PRESIDENT Edgar Lungu says importing fish is a serious scandal and should come to an end in Zambia.
President Lungu revealed that government was in the process of acquiring U$S 50 million under the African Development Bank (ADB) to boost industries such as the Aqua Culture Farming.
The Head of State directed Minister of Agriculture and Livestock Given Lubinda to ensure that the trend of importing fish was reversed.
Speaking after touring Palabana Fisheries in Chongwe district yesterday, President Lungu said within three years Zambia should be able to reverse the trend of importing fish and be able to export fish to China.
“…It is criminal to imagine that we are importing fish from China when it is an industry to Zambia,” he said.
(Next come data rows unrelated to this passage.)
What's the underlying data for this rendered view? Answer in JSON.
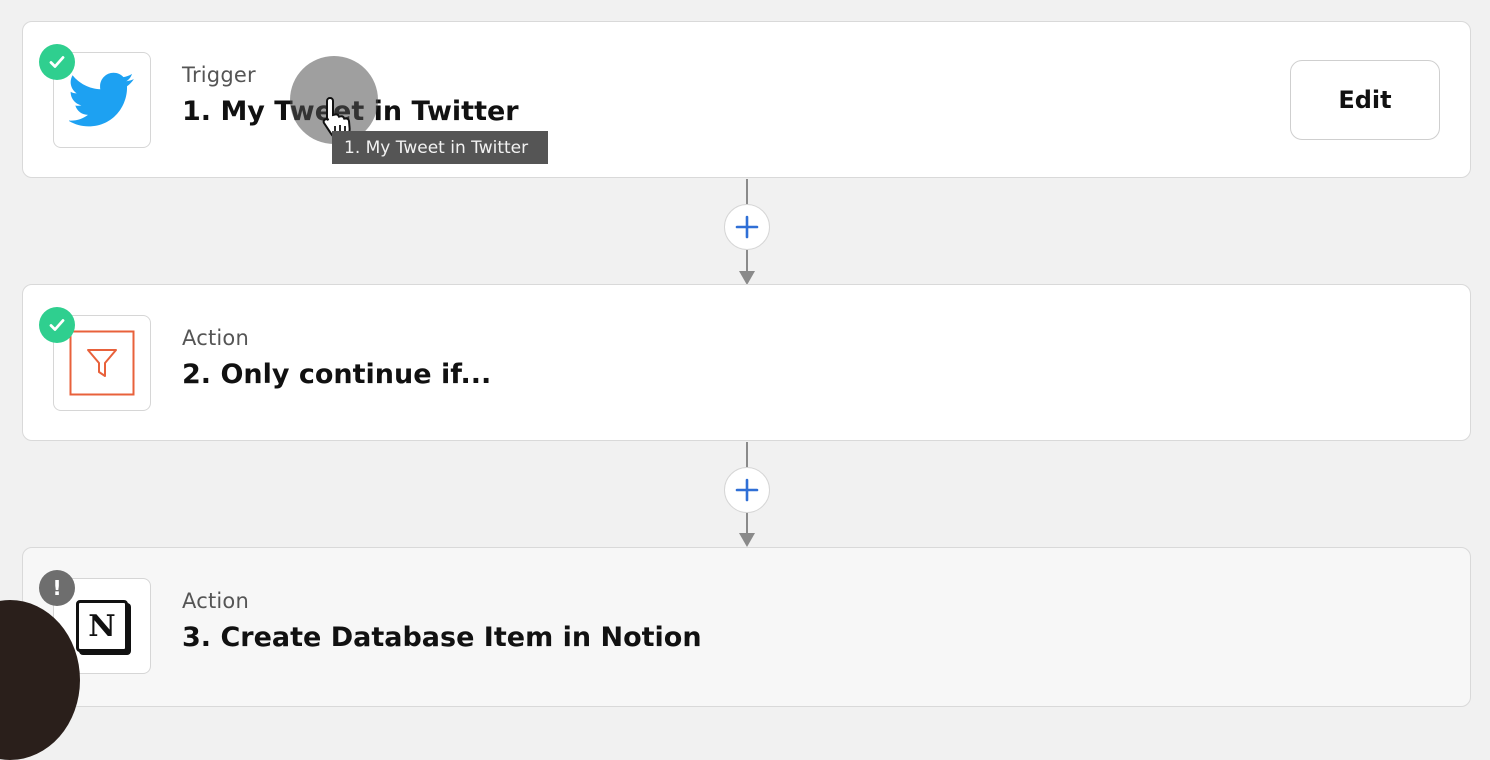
{
  "steps": [
    {
      "type": "Trigger",
      "title": "1. My Tweet in Twitter",
      "app": "twitter-icon",
      "status": "complete"
    },
    {
      "type": "Action",
      "title": "2. Only continue if...",
      "app": "filter-icon",
      "status": "complete"
    },
    {
      "type": "Action",
      "title": "3. Create Database Item in Notion",
      "app": "notion-icon",
      "status": "warning"
    }
  ],
  "edit_label": "Edit",
  "tooltip_text": "1.  My Tweet in Twitter",
  "warning_glyph": "!",
  "notion_glyph": "N",
  "colors": {
    "success": "#2fcf8f",
    "warning": "#6e6e6e",
    "twitter": "#1da1f2",
    "filter": "#e8613b",
    "add_plus": "#2f6fd6"
  }
}
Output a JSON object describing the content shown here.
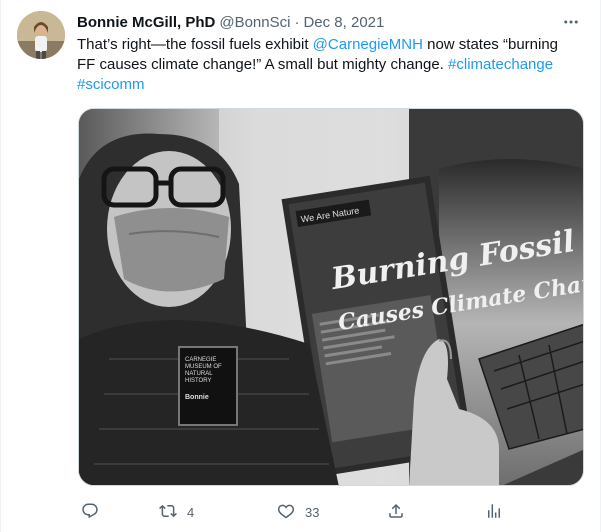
{
  "author": {
    "display_name": "Bonnie McGill, PhD",
    "handle": "@BonnSci",
    "separator": "·",
    "timestamp": "Dec 8, 2021"
  },
  "tweet": {
    "text_part1": "That’s right—the fossil fuels exhibit ",
    "mention": "@CarnegieMNH",
    "text_part2": " now states “burning FF causes climate change!” A small but mighty change. ",
    "hashtag1": "#climatechange",
    "hashtag2": "#scicomm"
  },
  "media": {
    "banner_top": "We Are Nature",
    "headline_line1": "Burning Fossil Fuels",
    "headline_line2": "Causes Climate Chang",
    "badge_line1": "CARNEGIE",
    "badge_line2": "MUSEUM OF",
    "badge_line3": "NATURAL",
    "badge_line4": "HISTORY",
    "badge_name": "Bonnie"
  },
  "actions": {
    "reply_count": "",
    "retweet_count": "4",
    "like_count": "33",
    "share_count": "",
    "analytics_count": ""
  },
  "icons": {
    "more": "more-icon",
    "reply": "reply-icon",
    "retweet": "retweet-icon",
    "like": "heart-icon",
    "share": "share-icon",
    "analytics": "analytics-icon"
  },
  "colors": {
    "link": "#1d9bf0",
    "secondary_text": "#536471",
    "primary_text": "#0f1419"
  }
}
President Lungu explained that at the time the Chinese nationals were constructing TAZARA, they picked some fingerings from Zambia and started breeding them and they expanded to a point where they were now exporting to Zambia.
“…What a shame! Where were the Zambians all these years? I think we have so much water in the northern part of Zambia, Luapula and we are going to use that water to ensure that we restock and get to the level were we are supposed to be and begin exporting,” President Lungu said.
Meanwhile, Mr Lubinda said Zambia had a scandalous situation where 20 million hectares of Zambian land was under water all year round and yet it was importing 45, 000 metric tonnes of fish a year.
“…Like you said your excellence this is a scandal and you are right this can be reversed within one and half or two years,” he said.
Mr Lubinda said his ministry was currently developing the aqua culture ponds which would target areas such as the Palabana Fisheries. “We have already identified areas where these aqua culture parks will be. Our intention is to bring fish farmers together to operate as cooperatives because we have to pull resources. When we encourage our farmers to grow individually, the cost is very high but when they pull resources then service provisions and extended service provisions become more economical,” he said. Mr Lubinda said he was glad that the fishers in Zambia had formed themselves into an association called Aqua Culture Development Association of Zambia which was in constant dialogue with the Ministry of Agriculture to look at incentives that were required.
He said one of the major challenges which the ministry had was the fish field milling capacity, adding Zambia had no sufficient fish feed. Mr Lubinda said a lot of milling companies were into stock feed for livestock but not so much for fish. He said within one and a half year, the Ministry of Agriculture should be able to see more production in the fish industry.
“I think that in the third cropping, we should be becoming self-sufficient in fish,” he said.